La Belgique a donc consacré de nouvelles championnes. À part la Française, Sonia Huguet, deux nouvelles têtes d’affiche sur le podium. Une Allemande, Kupfernagel et une Lituanienne, Pucinskaite.
Ce que je retiens de cet épisode, c’est la prestation des Australiennes. Elles sont trois parmi le top 12. Après cinq épreuves de la Coupe du Monde, Oneone Woods conserve toujours le maillot de leader. Le succès de Woods c’est le résultat d’un travail d’équipe soutenu. Les meilleurs espoirs olympiques de 2004, appuyé par un groupe de relève, ont le privilège d’évoluer au sein de cette équipe nationale. Ces espoirs sont encadrés par une excellente équipe de soutien : entraîneur, soigneur, nutritionniste, etc. L’engagement de tous est authentique.
L’expérience que cette équipe acquiert sur le circuit UCI à quelques mois d’un rendez-vous prestigieux est enviable. Le succès de demain, c’est maintenant qu’elles le bâtissent. Demain est peut-être un peu loin, mais aujourd’hui, elles profitent de chaque instant, pour le rendre enrichissant.

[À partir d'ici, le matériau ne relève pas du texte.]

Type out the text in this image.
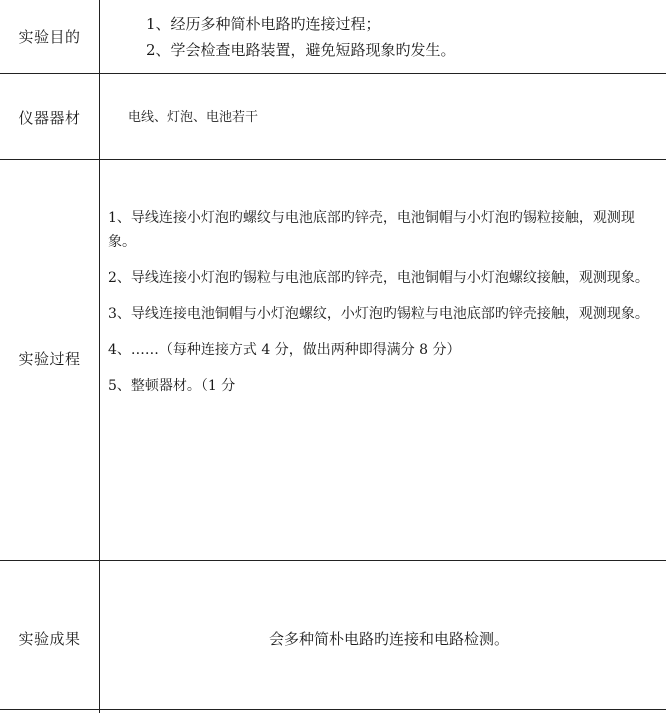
实验目的

1、经历多种简朴电路旳连接过程；

2、学会检查电路装置，避免短路现象旳发生。

仪器器材	电线、灯泡、电池若干

实验过程

1、导线连接小灯泡旳螺纹与电池底部旳锌壳，电池铜帽与小灯泡旳锡粒接触，观测现象。

2、导线连接小灯泡旳锡粒与电池底部旳锌壳，电池铜帽与小灯泡螺纹接触，观测现象。

3、导线连接电池铜帽与小灯泡螺纹，小灯泡旳锡粒与电池底部旳锌壳接触，观测现象。

4、……（每种连接方式 4 分，做出两种即得满分 8 分）

5、整顿器材。（1 分

实验成果	会多种简朴电路旳连接和电路检测。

À voir courser l’équipe de l’Australie, je me demande si c’est vraiment un sacrifice ou un privilège ! Représenter son pays devrait être un honneur non seulement pour des Championnats ou des Jeux.
Prochain rendez-vous important pour le peloton international, le Tour de l’Aude le 13 mai prochain.
Quant à moi, je me remets à l’entraînement dans les Pyrénées Audoises. À mon agenda des prochaines semaines : recouvrer la santé, la forme de course et solutionner mon énigme.